Das Zimmer der Elster war so groß, dass man darin hätte tanzen können. Die Wände waren rot wie die Wände in der Kirche, aber viel war nicht von ihnen zu sehen. Sie waren bedeckt mit Fotos in Goldrahmen, Fotos von Häusern und Menschen. Sie drängten sich an der Wand wie eine Menschenmenge auf einem zu engen Platz. In ihrer Mitte, goldgerahmt wie die anderen, aber um vieles größer, hing ein Porträt von Capricorn. Wer immer es gemalt hatte, er war ebenso wenig ein Meister seiner Kunst wie der, der die Statue in der Kirche angefertigt hatte. Capricorns Gesicht auf dem Bild war runder und weicher als in Wirklichkeit und sein seltsam weiblicher Mund saß wie eine fremde Frucht unter der etwas zu kurz und breit geratenen Nase. Nur seine Augen hatte der Maler genau getroffen. Ausdruckslos wie im wirklichen Leben blickten sie auf Meggie herab, wie die eines Mannes, der einen Frosch betrachtet, dem er den Leib aufschlitzen will, um zu sehen, wie sein Inneres beschaffen ist. Kein Gesicht, das hatte sie in Capricorns Dorf gelernt, ist furchterregender als eines ohne Mitleid.
Die Elster saß seltsam steif in einem samtig grünen Ohrensessel direkt unter dem Porträt ihres Sohnes. Sie saß da, als wäre sie es nicht gewohnt zu sitzen - wie eine Frau, für die es immer etwas zu tun gab und die die Ruhe mit Unbehagen erfüllte. Aber vielleicht zwang ihr Körper sie manchmal in diesen unförmigen Sessel, der viel zu gewaltig für sie schien - Meggie sah, dass die Beine der Alten über den Füßen geschwollen waren. Unförmig wölbten sie sich unter den spitzen Knien. Als sie ihren Blick bemerkte, zog die Elster sich den Rocksaum über die Knie.
»Hast du ihr gesagt, warum sie hier ist?« Das Aufstehen machte ihr Mühe. Meggie sah, wie sie sich mit der Hand auf ein Tischchen stützte und die Lippen aufeinander presste. Basta schien ihre Schwäche zu gefallen, ein Lächeln umspielte seine Lippen, bis die Elster ihn ansah und es mit einem einzigen eisigen Blick fortwischte. Ungeduldig winkte sie Meggie zu sich. Basta gab ihr einen Stoß in den Rücken, als sie sich nicht gleich in Bewegung setzte.
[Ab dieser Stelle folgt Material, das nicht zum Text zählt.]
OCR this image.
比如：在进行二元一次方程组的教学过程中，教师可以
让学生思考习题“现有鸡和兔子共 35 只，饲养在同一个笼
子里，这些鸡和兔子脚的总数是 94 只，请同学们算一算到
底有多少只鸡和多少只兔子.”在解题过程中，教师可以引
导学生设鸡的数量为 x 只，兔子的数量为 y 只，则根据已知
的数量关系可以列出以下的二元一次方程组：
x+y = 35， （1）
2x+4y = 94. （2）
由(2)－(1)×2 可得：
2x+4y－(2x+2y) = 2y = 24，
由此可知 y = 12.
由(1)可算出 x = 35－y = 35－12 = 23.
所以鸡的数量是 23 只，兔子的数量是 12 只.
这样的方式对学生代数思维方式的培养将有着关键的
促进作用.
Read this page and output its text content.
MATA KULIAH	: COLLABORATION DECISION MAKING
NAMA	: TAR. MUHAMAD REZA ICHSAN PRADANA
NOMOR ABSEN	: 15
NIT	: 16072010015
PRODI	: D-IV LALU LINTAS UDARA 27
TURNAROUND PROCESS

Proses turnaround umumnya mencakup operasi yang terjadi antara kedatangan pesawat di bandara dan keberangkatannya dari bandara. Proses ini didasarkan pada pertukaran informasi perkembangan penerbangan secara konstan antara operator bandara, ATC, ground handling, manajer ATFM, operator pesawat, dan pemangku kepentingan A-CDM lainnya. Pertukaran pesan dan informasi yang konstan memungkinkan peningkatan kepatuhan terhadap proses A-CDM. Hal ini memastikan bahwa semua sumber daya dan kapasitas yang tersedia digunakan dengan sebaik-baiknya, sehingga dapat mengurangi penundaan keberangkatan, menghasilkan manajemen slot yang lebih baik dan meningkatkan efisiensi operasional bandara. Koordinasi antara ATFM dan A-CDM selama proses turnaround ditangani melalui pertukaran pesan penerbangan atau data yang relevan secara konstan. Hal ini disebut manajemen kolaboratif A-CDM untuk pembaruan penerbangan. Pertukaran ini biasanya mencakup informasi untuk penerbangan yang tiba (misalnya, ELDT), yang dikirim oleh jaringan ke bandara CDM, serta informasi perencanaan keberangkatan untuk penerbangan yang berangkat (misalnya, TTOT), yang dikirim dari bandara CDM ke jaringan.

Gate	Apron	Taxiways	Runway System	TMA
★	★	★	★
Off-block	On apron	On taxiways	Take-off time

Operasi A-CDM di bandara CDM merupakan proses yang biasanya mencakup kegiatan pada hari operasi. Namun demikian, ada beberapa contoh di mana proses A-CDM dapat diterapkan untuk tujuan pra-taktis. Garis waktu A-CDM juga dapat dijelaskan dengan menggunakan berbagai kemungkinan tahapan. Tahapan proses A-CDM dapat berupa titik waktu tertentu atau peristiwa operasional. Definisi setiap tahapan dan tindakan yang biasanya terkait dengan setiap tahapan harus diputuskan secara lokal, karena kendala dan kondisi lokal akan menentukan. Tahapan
»Komm, ich will dir etwas zeigen.« Die Elster ging mit langsamen, aber festen Schritten zu einer Kommode, die viel zu schwer für ihre anmutig geschwungenen Beine zu sein schien. Auf der Kommode stand, zwischen zwei blassgelben Lampen, eine hölzerne Schatulle. Sie war ringsum verziert mit einem Muster aus winzigen Löchern.
Als die Elster den Deckel öffnete, fuhr Meggie zurück. Zwei Schlangen lagen in der Schatulle, dünn wie Eidechsen und kaum länger als Meggies Unterarm.
»Ich halte mein Zimmer immer schön warm, damit die beiden nicht zu schläfrig werden!«, erklärte die Elster, während sie die oberste Schublade der Kommode aufzog und einen Handschuh herausnahm. Er war aus festem schwarzem Leder und so steif, dass sie Mühe hatte, die schmale Hand hineinzuzwängen. »Dein Freund Staubfinger hat der armen Resa einen bösen Streich gespielt, als er ihr auftrug nach dem Buch zu suchen«, fuhr sie fort, während sie in die Schatulle fasste und eine der Schlangen mit festem Griff hinter dem flachen Kopf packte.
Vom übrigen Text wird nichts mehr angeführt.